When a driver won’t exchange information after a crash

The in basket:  Ted Moore writes, “I was involved (recently) in a rear-end collision, where a young driver stated that she glanced down at something and failed to notice that I was slowing for traffic. The result, a relatively slow-speed collision.

“While talking to the driver, I did notice that she did have a proof of
insurance card, but when I asked to see it, she refused. She did offer
information from her driver’s license, but not the insurance card.

“What information is required, by law, to be
shared between drivers in the event of an accident? And what are the
consequences if any information is refused to be shared?”

The out basket: Trooper Krista Hedstrom of the State Patrol here says refusing to provide insurance information to another involved driver in an accident is considered hit and run driving.

The law reads, “The driver of any vehicle involved in an accident … resulting in damage to any vehicle which is driven or attended by any person or damage to other property shall give his or her name, address, insurance company, insurance policy number, and vehicle license number and shall exhibit his or her vehicle driver’s license to any person struck or injured or the driver or any occupant of, or any person attending, any such vehicle collided with.

Krista said, “Failing to provide any information becomes hit and run.  If someone is involved in a collision and one driver will only provide limited information, call law enforcement.  Often, people are more willing to give the information if an officer is present.”

The law also addresses accidents in which someone is injured or killed, making refusal to provide the specified information in those cases a felony.

6 thoughts on “When a driver won’t exchange information after a crash

  1. Additional information: I did call 911 and requested an officer to the scene. The 911 operator redirected me to the local police and was informed that since it was a minor accident, that there was no need for an officer to come. I asked the 911 operator about exchanging information and then gave my phone to the other driver, who was told by the 911 operator that it was required by law to exchange information… yet she still refused. All this information is now in the hands of my insurance company.

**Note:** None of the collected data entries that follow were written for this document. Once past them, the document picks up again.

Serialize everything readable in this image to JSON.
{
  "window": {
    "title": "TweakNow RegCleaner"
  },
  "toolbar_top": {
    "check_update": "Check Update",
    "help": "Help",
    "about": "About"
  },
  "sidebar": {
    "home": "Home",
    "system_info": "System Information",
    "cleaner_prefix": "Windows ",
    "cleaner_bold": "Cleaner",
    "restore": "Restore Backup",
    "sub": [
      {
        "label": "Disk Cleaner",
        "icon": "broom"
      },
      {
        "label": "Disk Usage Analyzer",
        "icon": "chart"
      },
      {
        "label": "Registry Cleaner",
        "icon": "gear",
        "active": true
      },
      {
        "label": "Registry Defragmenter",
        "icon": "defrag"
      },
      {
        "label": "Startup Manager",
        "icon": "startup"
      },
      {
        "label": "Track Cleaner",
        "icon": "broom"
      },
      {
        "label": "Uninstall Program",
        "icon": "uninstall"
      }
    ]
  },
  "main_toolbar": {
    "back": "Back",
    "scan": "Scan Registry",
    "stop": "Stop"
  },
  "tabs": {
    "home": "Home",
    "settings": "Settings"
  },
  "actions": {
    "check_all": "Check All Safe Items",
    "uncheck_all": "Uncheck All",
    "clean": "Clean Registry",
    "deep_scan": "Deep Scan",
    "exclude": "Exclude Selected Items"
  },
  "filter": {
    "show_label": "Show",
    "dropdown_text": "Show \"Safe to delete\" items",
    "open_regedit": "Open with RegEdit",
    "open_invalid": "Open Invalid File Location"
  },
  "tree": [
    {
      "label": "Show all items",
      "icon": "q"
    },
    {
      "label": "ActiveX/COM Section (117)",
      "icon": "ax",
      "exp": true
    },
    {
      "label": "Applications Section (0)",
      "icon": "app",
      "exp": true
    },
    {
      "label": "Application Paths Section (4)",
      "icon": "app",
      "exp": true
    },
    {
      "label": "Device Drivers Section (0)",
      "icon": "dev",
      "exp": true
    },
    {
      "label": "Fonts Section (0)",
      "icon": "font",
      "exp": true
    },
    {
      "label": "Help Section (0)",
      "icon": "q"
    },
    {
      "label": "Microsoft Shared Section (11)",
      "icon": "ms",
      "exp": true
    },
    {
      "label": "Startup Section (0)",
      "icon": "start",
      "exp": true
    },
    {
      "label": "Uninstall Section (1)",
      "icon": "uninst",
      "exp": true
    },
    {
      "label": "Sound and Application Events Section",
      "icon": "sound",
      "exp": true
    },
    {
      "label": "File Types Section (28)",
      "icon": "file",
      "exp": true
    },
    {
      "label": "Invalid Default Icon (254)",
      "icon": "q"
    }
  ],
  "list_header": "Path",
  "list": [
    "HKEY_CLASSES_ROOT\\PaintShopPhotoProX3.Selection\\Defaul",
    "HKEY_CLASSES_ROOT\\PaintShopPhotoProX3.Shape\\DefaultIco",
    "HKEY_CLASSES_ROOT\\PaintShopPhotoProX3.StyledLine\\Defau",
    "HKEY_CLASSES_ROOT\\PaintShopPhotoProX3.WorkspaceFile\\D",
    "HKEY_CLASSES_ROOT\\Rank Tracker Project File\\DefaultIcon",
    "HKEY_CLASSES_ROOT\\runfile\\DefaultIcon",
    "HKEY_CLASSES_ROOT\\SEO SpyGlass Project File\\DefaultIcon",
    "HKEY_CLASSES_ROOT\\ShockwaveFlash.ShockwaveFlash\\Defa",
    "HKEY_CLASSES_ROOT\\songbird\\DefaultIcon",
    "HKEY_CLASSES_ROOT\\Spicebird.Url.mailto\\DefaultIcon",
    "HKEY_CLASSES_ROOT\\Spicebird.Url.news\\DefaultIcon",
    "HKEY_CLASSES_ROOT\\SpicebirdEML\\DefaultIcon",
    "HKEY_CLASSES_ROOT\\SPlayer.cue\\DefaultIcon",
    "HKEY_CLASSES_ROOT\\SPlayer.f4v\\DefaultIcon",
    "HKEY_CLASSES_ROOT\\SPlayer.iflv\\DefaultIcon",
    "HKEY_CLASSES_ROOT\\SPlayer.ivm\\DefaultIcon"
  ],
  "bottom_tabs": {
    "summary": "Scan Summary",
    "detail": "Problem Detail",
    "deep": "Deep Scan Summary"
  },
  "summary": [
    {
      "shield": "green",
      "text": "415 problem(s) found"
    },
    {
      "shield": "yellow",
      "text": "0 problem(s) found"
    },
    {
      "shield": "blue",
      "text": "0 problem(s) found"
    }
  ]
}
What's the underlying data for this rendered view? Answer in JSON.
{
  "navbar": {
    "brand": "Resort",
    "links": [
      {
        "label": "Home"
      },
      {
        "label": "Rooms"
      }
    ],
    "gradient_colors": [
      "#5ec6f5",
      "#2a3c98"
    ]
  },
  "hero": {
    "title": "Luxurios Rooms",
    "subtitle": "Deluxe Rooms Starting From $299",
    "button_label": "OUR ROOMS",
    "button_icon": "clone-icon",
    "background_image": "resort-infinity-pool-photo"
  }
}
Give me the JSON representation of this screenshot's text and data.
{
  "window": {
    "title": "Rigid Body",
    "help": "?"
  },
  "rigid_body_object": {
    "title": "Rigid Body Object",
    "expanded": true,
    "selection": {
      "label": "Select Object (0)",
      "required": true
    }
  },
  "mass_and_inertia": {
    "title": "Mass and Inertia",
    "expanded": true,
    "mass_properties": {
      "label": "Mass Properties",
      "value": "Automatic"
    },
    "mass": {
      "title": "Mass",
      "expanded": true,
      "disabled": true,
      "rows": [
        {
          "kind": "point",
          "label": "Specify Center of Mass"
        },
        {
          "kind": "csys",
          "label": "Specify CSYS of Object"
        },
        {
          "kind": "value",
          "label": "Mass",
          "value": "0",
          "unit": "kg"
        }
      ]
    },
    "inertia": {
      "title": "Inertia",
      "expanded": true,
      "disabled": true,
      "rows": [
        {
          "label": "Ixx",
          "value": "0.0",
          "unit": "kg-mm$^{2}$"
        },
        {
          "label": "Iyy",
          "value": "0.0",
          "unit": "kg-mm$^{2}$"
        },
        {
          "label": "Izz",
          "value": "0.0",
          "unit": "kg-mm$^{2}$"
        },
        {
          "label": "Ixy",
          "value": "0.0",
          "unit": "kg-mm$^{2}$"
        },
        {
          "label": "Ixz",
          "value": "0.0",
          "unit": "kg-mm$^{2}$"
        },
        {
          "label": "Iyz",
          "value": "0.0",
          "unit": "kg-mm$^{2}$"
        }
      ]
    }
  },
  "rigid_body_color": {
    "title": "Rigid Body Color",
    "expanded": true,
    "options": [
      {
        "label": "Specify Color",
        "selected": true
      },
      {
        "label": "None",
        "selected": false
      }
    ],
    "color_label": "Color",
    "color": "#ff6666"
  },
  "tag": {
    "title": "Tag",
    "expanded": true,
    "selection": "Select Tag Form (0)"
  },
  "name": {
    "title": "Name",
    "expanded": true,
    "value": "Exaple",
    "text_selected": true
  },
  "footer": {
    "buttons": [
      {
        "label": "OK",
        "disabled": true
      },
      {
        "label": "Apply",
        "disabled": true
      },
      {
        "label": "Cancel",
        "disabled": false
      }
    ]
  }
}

  2. I think you did the best you could, Ted. There is a huge gap between official police policy and actual practice.

  3. “Krista said, “Failing to provide any information becomes hit and run. If someone is involved in a collision and one driver will only provide limited information, call law enforcement.”

    If a person can refuse to obey a law and police departments don’t respond … our laws become a joke…shouldn’t we remove the law?

  4. I’m amazed anyone refused. She might have been cautiously afraid to give information to a male stranger and I can understand that.

    It raises the question though: why do we pay legislators to make new laws if we can’t or don’t enforce the current ones?
    Maybe legislators should guarantee each new law has the funding to enforce it. Our law enforcement folks might appreciate having the funding and people to enforce the laws they’re hired to enforce.

    Be interesting to see what your insurance company does…

  5. Travis..,. If you had an email address up by your name I would send this directly to you..

    That said: What happens when (my opinion) common sense beats a driving law?

    Yesterday I had a visitor with her granddaughter and shuddered when they were ready to leave and the little girl was alone in the back seat of the convertible in a regular seat belt and I questioned it. She called her daughter about the seat belt law and discovered that legal age to sit in the front seat is six inches taller than the little girl,a tall little girl, only 7… and that was that. The first unexpected fast stop would likely have tossed her out if she was unstrapped.

    Kids forget and fiddle with stuff. I’d never trust a 7 year old alone in the back seat of a convertible and would have moved her to the passenger seat to keep an eye on her. I’ve rarely known a child to not fiddle with buckles…without thinking or deliberately disobeying the seat belt rule she could have easily unstrapped herself unknowing to the driver.

    Kids are kids and the ones old enough to unstrap themselves shouldn’t be trusted alone in the back seat of a car – IF seat belts really make a difference..in my opinion.

  6. A 7 year old is old enough to know better than to mess with seat belts. Mine is 10 and has been sitting by himself in the back seat since he was born. Besides, WA state law says that children have to be 13 to sit in the front because the seat belts don’t fit right and an air bag deploying will hurt them when they are younger.